Mix the conditioner with some water and spray it onto her hair until it is wet but not dripping, take the red comb that stays on her old wooden dressing table — one of the few things she brought from your family home before it was sold — and start with the work of detangling. Comb through her springy coils, starting from the tip, working your way to the scalp. Be gentle, just like she was gentle with you when you were a young girl. Recall how she let you sit on the floor and she sat on a chair, your head nestled between her knees, and she sang while you grimaced at the pain. You are standing behind her now, she is still sitting on a chair. Walk your mother to her white tiled bathroom and use the shower nozzle to wash away the product, make sure the water is not too hot, watch out for her eyes. Think again of your childhood. Notice how little hair she has left on her brows and lashes, while she closes her eyes and lets the water relax her. Rinse and condition and then rinse again. Your mother’s wrinkles look like the lines of an old tree bark, framing her eyes and her mouth and all the way down her neck.

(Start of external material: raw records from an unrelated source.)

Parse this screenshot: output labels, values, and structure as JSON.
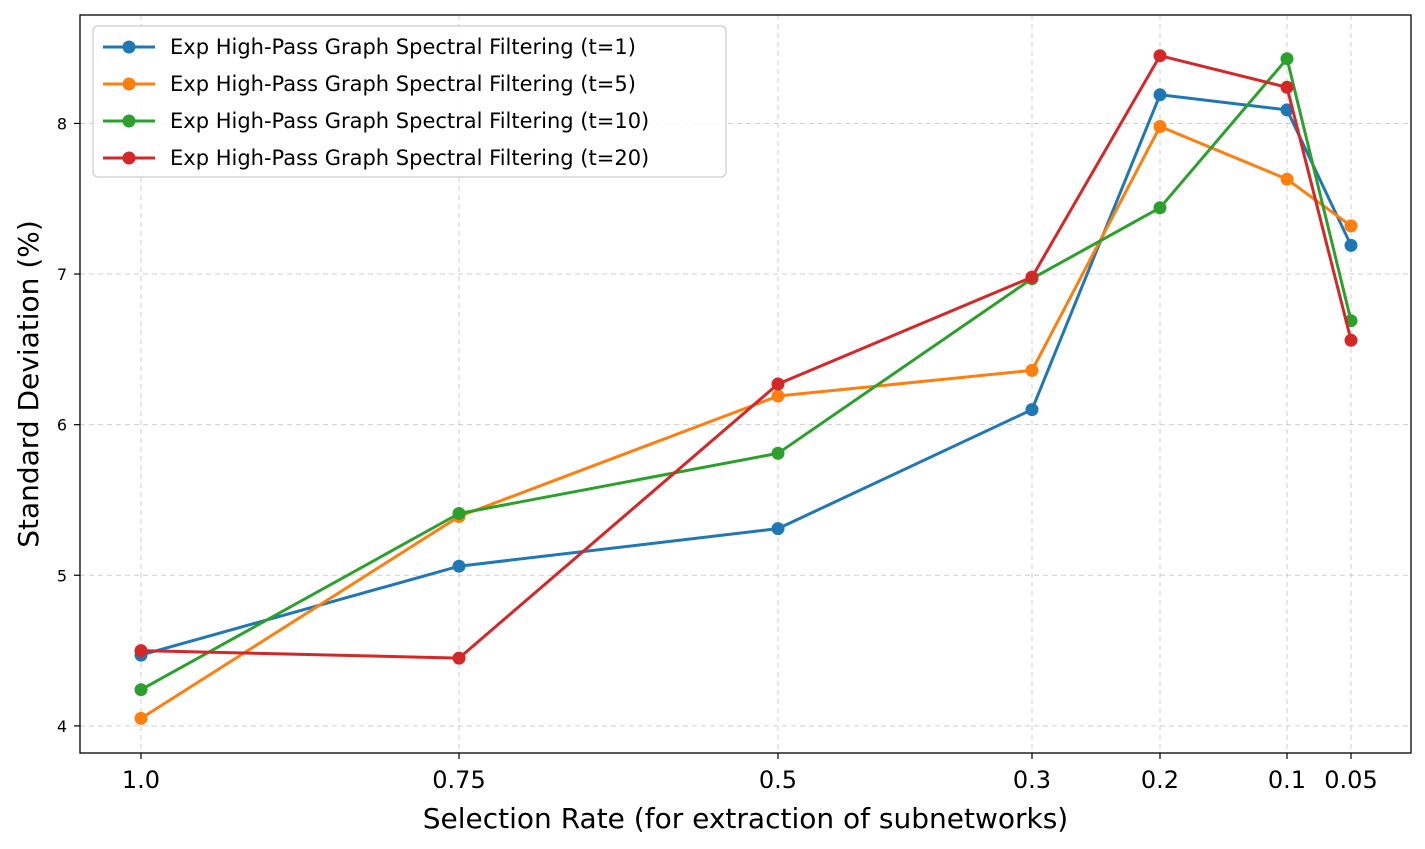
{
  "chart_data": {
    "type": "line",
    "title": "",
    "xlabel": "Selection Rate (for extraction of subnetworks)",
    "ylabel": "Standard Deviation (%)",
    "categories": [
      "1.0",
      "0.75",
      "0.5",
      "0.3",
      "0.2",
      "0.1",
      "0.05"
    ],
    "x": [
      1.0,
      0.75,
      0.5,
      0.3,
      0.2,
      0.1,
      0.05
    ],
    "ylim": [
      3.82,
      8.72
    ],
    "yticks": [
      "4",
      "5",
      "6",
      "7",
      "8"
    ],
    "grid": true,
    "legend_position": "top-left",
    "series": [
      {
        "name": "Exp High-Pass Graph Spectral Filtering (t=1)",
        "color": "#1f77b4",
        "values": [
          4.47,
          5.06,
          5.31,
          6.1,
          8.19,
          8.09,
          7.19
        ]
      },
      {
        "name": "Exp High-Pass Graph Spectral Filtering (t=5)",
        "color": "#ff7f0e",
        "values": [
          4.05,
          5.39,
          6.19,
          6.36,
          7.98,
          7.63,
          7.32
        ]
      },
      {
        "name": "Exp High-Pass Graph Spectral Filtering (t=10)",
        "color": "#2ca02c",
        "values": [
          4.24,
          5.41,
          5.81,
          6.97,
          7.44,
          8.43,
          6.69
        ]
      },
      {
        "name": "Exp High-Pass Graph Spectral Filtering (t=20)",
        "color": "#d62728",
        "values": [
          4.5,
          4.45,
          6.27,
          6.98,
          8.45,
          8.24,
          6.56
        ]
      }
    ]
  }
}
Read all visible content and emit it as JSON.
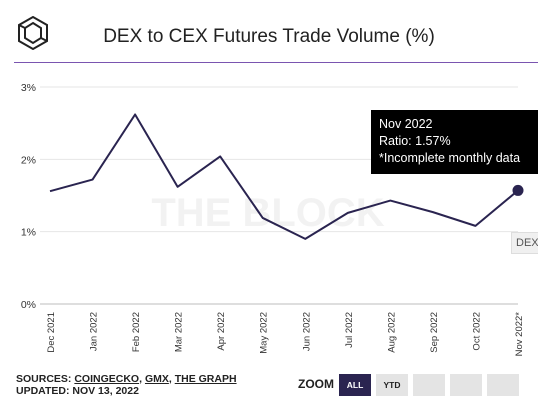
{
  "header": {
    "title": "DEX to CEX Futures Trade Volume (%)",
    "watermark": "THE BLOCK"
  },
  "tooltip": {
    "line1": "Nov 2022",
    "line2": "Ratio: 1.57%",
    "line3": "*Incomplete monthly data"
  },
  "series_tag": "DEX",
  "footer": {
    "sources_prefix": "SOURCES: ",
    "sources": [
      "COINGECKO",
      "GMX",
      "THE GRAPH"
    ],
    "updated": "UPDATED: NOV 13, 2022"
  },
  "zoom": {
    "label": "ZOOM",
    "buttons": [
      "ALL",
      "YTD",
      "",
      "",
      "",
      ""
    ],
    "active": "ALL"
  },
  "colors": {
    "line": "#2a2450",
    "accent_rule": "#7a55b0",
    "active_button": "#2a2450"
  },
  "chart_data": {
    "type": "line",
    "categories": [
      "Dec 2021",
      "Jan 2022",
      "Feb 2022",
      "Mar 2022",
      "Apr 2022",
      "May 2022",
      "Jun 2022",
      "Jul 2022",
      "Aug 2022",
      "Sep 2022",
      "Oct 2022",
      "Nov 2022*"
    ],
    "values": [
      1.56,
      1.72,
      2.62,
      1.62,
      2.04,
      1.19,
      0.9,
      1.26,
      1.43,
      1.27,
      1.08,
      1.57
    ],
    "yticks": [
      "0%",
      "1%",
      "2%",
      "3%"
    ],
    "ylim": [
      0,
      3
    ],
    "grid": "y",
    "highlight_index": 11
  }
}
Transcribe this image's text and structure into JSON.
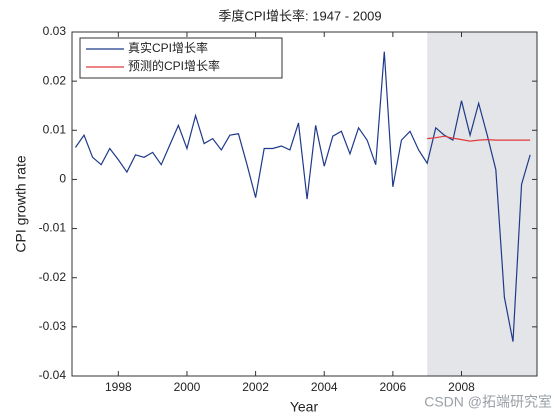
{
  "chart_data": {
    "type": "line",
    "title": "季度CPI增长率: 1947 - 2009",
    "xlabel": "Year",
    "ylabel": "CPI growth rate",
    "x": [
      1996.75,
      1997,
      1997.25,
      1997.5,
      1997.75,
      1998,
      1998.25,
      1998.5,
      1998.75,
      1999,
      1999.25,
      1999.5,
      1999.75,
      2000,
      2000.25,
      2000.5,
      2000.75,
      2001,
      2001.25,
      2001.5,
      2001.75,
      2002,
      2002.25,
      2002.5,
      2002.75,
      2003,
      2003.25,
      2003.5,
      2003.75,
      2004,
      2004.25,
      2004.5,
      2004.75,
      2005,
      2005.25,
      2005.5,
      2005.75,
      2006,
      2006.25,
      2006.5,
      2006.75,
      2007,
      2007.25,
      2007.5,
      2007.75,
      2008,
      2008.25,
      2008.5,
      2008.75,
      2009,
      2009.25,
      2009.5,
      2009.75,
      2010
    ],
    "series": [
      {
        "name": "真实CPI增长率",
        "color": "#1f3a8a",
        "values": [
          0.0065,
          0.009,
          0.0045,
          0.003,
          0.0063,
          0.004,
          0.0015,
          0.005,
          0.0045,
          0.0055,
          0.003,
          0.007,
          0.011,
          0.0063,
          0.013,
          0.0073,
          0.0083,
          0.006,
          0.009,
          0.0093,
          0.003,
          -0.0037,
          0.0063,
          0.0063,
          0.0068,
          0.006,
          0.0115,
          -0.004,
          0.011,
          0.0027,
          0.0088,
          0.0098,
          0.0052,
          0.0105,
          0.008,
          0.003,
          0.026,
          -0.0015,
          0.008,
          0.0098,
          0.006,
          0.0033,
          0.0105,
          0.009,
          0.008,
          0.016,
          0.009,
          0.0155,
          0.009,
          0.002,
          -0.024,
          -0.033,
          -0.001,
          0.005
        ]
      },
      {
        "name": "预测的CPI增长率",
        "color": "#e03a3e",
        "values": [
          null,
          null,
          null,
          null,
          null,
          null,
          null,
          null,
          null,
          null,
          null,
          null,
          null,
          null,
          null,
          null,
          null,
          null,
          null,
          null,
          null,
          null,
          null,
          null,
          null,
          null,
          null,
          null,
          null,
          null,
          null,
          null,
          null,
          null,
          null,
          null,
          null,
          null,
          null,
          null,
          null,
          0.0083,
          0.0085,
          0.0088,
          0.0084,
          0.0081,
          0.0078,
          0.008,
          0.0081,
          0.008,
          0.008,
          0.008,
          0.008,
          0.008
        ]
      }
    ],
    "xlim": [
      1996.65,
      2010.2
    ],
    "xticks": [
      1998,
      2000,
      2002,
      2004,
      2006,
      2008
    ],
    "ylim": [
      -0.04,
      0.03
    ],
    "yticks": [
      0.03,
      0.02,
      0.01,
      0,
      -0.01,
      -0.02,
      -0.03,
      -0.04
    ],
    "shade_from": 2007,
    "shade_color": "#e3e5e8",
    "legend": "upper left",
    "watermark": "CSDN @拓端研究室"
  }
}
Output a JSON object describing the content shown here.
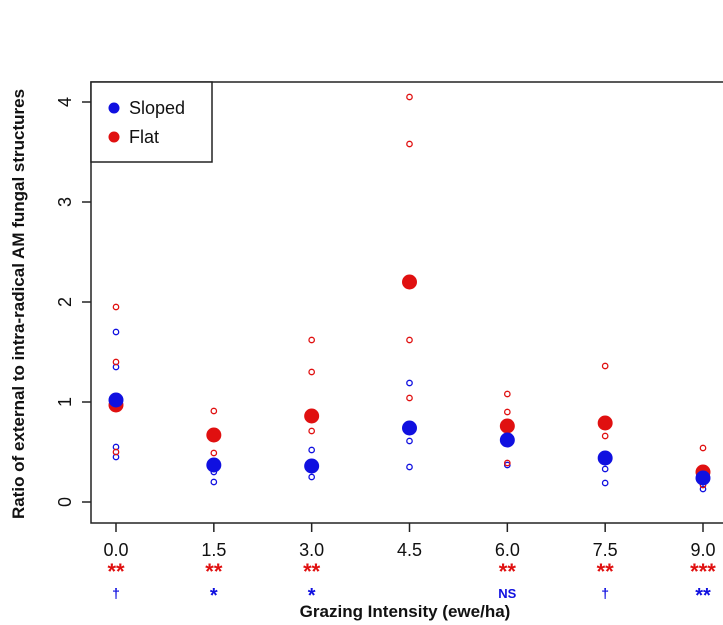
{
  "chart_data": {
    "type": "scatter",
    "xlabel": "Grazing Intensity (ewe/ha)",
    "ylabel": "Ratio of external to intra-radical AM fungal structures",
    "xlim": [
      0.0,
      9.0
    ],
    "ylim": [
      0,
      4
    ],
    "x_ticks": [
      "0.0",
      "1.5",
      "3.0",
      "4.5",
      "6.0",
      "7.5",
      "9.0"
    ],
    "y_ticks": [
      "0",
      "1",
      "2",
      "3",
      "4"
    ],
    "grid": false,
    "legend_position": "top-left",
    "legend": [
      {
        "name": "Sloped",
        "color": "#1010e0"
      },
      {
        "name": "Flat",
        "color": "#e01010"
      }
    ],
    "series": [
      {
        "name": "Sloped",
        "color": "#1010e0",
        "means": [
          {
            "x": 0.0,
            "y": 1.02
          },
          {
            "x": 1.5,
            "y": 0.37
          },
          {
            "x": 3.0,
            "y": 0.36
          },
          {
            "x": 4.5,
            "y": 0.74
          },
          {
            "x": 6.0,
            "y": 0.62
          },
          {
            "x": 7.5,
            "y": 0.44
          },
          {
            "x": 9.0,
            "y": 0.24
          }
        ],
        "observations": [
          {
            "x": 0.0,
            "y": 1.7
          },
          {
            "x": 0.0,
            "y": 1.35
          },
          {
            "x": 0.0,
            "y": 0.55
          },
          {
            "x": 0.0,
            "y": 0.45
          },
          {
            "x": 1.5,
            "y": 0.3
          },
          {
            "x": 1.5,
            "y": 0.2
          },
          {
            "x": 3.0,
            "y": 0.52
          },
          {
            "x": 3.0,
            "y": 0.25
          },
          {
            "x": 4.5,
            "y": 1.19
          },
          {
            "x": 4.5,
            "y": 0.61
          },
          {
            "x": 4.5,
            "y": 0.35
          },
          {
            "x": 6.0,
            "y": 0.37
          },
          {
            "x": 7.5,
            "y": 0.33
          },
          {
            "x": 7.5,
            "y": 0.19
          },
          {
            "x": 9.0,
            "y": 0.13
          }
        ]
      },
      {
        "name": "Flat",
        "color": "#e01010",
        "means": [
          {
            "x": 0.0,
            "y": 0.97
          },
          {
            "x": 1.5,
            "y": 0.67
          },
          {
            "x": 3.0,
            "y": 0.86
          },
          {
            "x": 4.5,
            "y": 2.2
          },
          {
            "x": 6.0,
            "y": 0.76
          },
          {
            "x": 7.5,
            "y": 0.79
          },
          {
            "x": 9.0,
            "y": 0.3
          }
        ],
        "observations": [
          {
            "x": 0.0,
            "y": 1.95
          },
          {
            "x": 0.0,
            "y": 1.4
          },
          {
            "x": 0.0,
            "y": 0.5
          },
          {
            "x": 1.5,
            "y": 0.91
          },
          {
            "x": 1.5,
            "y": 0.49
          },
          {
            "x": 3.0,
            "y": 1.62
          },
          {
            "x": 3.0,
            "y": 1.3
          },
          {
            "x": 3.0,
            "y": 0.71
          },
          {
            "x": 4.5,
            "y": 4.05
          },
          {
            "x": 4.5,
            "y": 3.58
          },
          {
            "x": 4.5,
            "y": 1.62
          },
          {
            "x": 4.5,
            "y": 1.04
          },
          {
            "x": 6.0,
            "y": 1.08
          },
          {
            "x": 6.0,
            "y": 0.9
          },
          {
            "x": 6.0,
            "y": 0.39
          },
          {
            "x": 7.5,
            "y": 1.36
          },
          {
            "x": 7.5,
            "y": 0.66
          },
          {
            "x": 9.0,
            "y": 0.54
          },
          {
            "x": 9.0,
            "y": 0.17
          }
        ]
      }
    ],
    "significance": {
      "flat": [
        "**",
        "**",
        "**",
        "",
        "**",
        "**",
        "***"
      ],
      "sloped": [
        "†",
        "*",
        "*",
        "",
        "NS",
        "†",
        "**"
      ]
    }
  }
}
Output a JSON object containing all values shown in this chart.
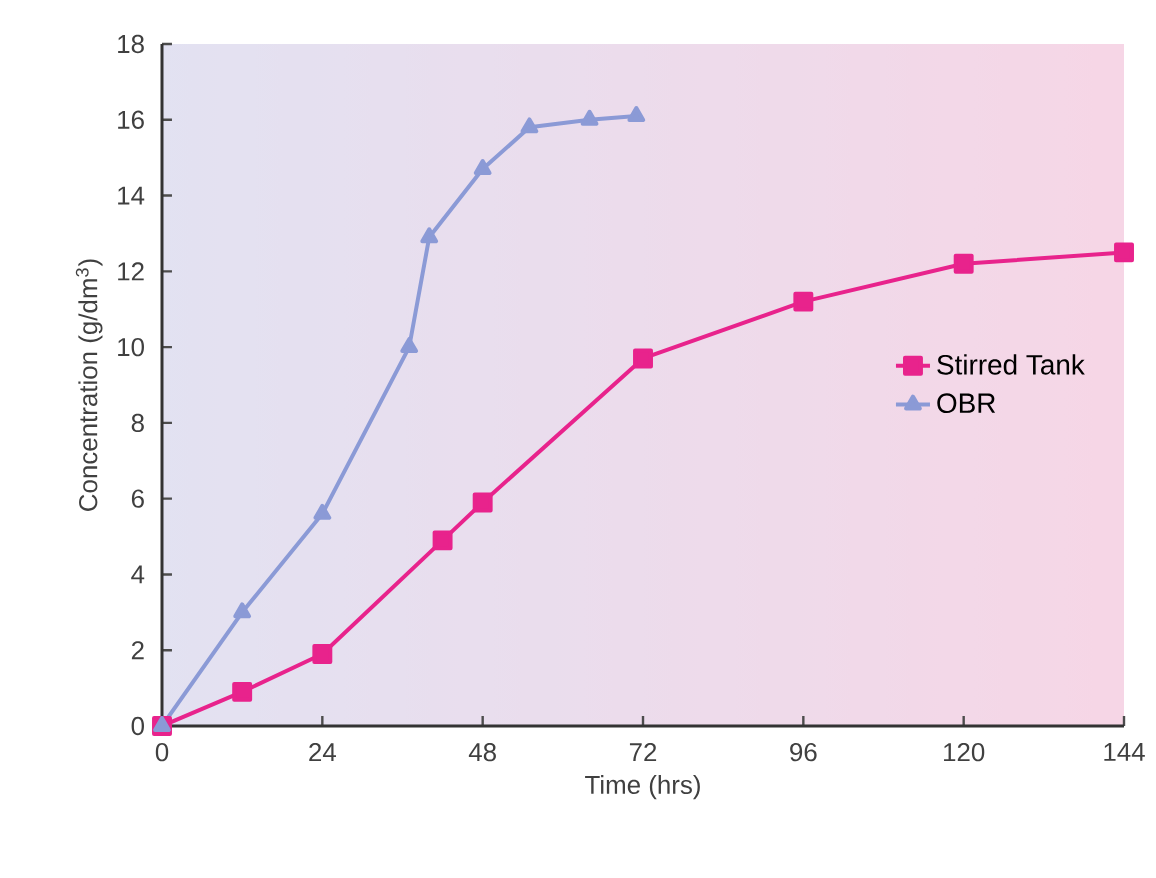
{
  "chart_data": {
    "type": "line",
    "xlabel": "Time (hrs)",
    "ylabel": "Concentration (g/dm$^{3}$)",
    "xlim": [
      0,
      144
    ],
    "xticks": [
      0,
      24,
      48,
      72,
      96,
      120,
      144
    ],
    "ylim": [
      0,
      18
    ],
    "yticks": [
      0,
      2,
      4,
      6,
      8,
      10,
      12,
      14,
      16,
      18
    ],
    "grid": false,
    "legend": "right",
    "line_style": "solid",
    "series": [
      {
        "name": "Stirred Tank",
        "color": "#e8238c",
        "marker": "square",
        "x": [
          0,
          12,
          24,
          42,
          48,
          72,
          96,
          120,
          144
        ],
        "values": [
          0,
          0.9,
          1.9,
          4.9,
          5.9,
          9.7,
          11.2,
          12.2,
          12.5
        ]
      },
      {
        "name": "OBR",
        "color": "#8b9ad6",
        "marker": "triangle",
        "x": [
          0,
          12,
          24,
          37,
          40,
          48,
          55,
          64,
          71
        ],
        "values": [
          0,
          3,
          5.6,
          10,
          12.9,
          14.7,
          15.8,
          16,
          16.1
        ]
      }
    ]
  }
}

Use the mentholated cream she was prescribed for her swollen joints, feel her bones protrude from her skin, feel the ball-shaped growth of her knuckles. Ask your mother if she has taken her pills and see her sigh and look at you with a pout. Massage the cream into her hands, her feet and massage some oil onto her temples, where her hair grows in small whites coils. Remember when she used to have hair so long and large and black, it bounced when she laughed on the porch of your family home and blew around her face in the summer breeze. Now you have her youthful hair and she has your childhood clumsiness. You also have her eyes and her mouth and her long neck, she has given you so many gifts and taken nothing in return.
Wait for lunchtime over another cup of rooibos, until the samp and bean soup that has been simmering on the stove is ready, it is your mother’s favourite. It is yours too. Eat the soup with your mother out of two large bowls, watch the steam rise to the low pale ceiling of her bungalow, eat the soup in comfortable silence. Sit on the same sofa as your mother, but first place her feet on a stool and tuck a small blanket snuggly around her legs. Watch an afternoon soapie together and be entertained by the simplicity of the melodrama. See now, from the corner of your eye how your mother smiles after every spoonful of hot hearty soup. Let your heart sink one last time today, but here, let it float back up again when she places her warm hand softly on top of yours and holds it tightly. She is not shaking now.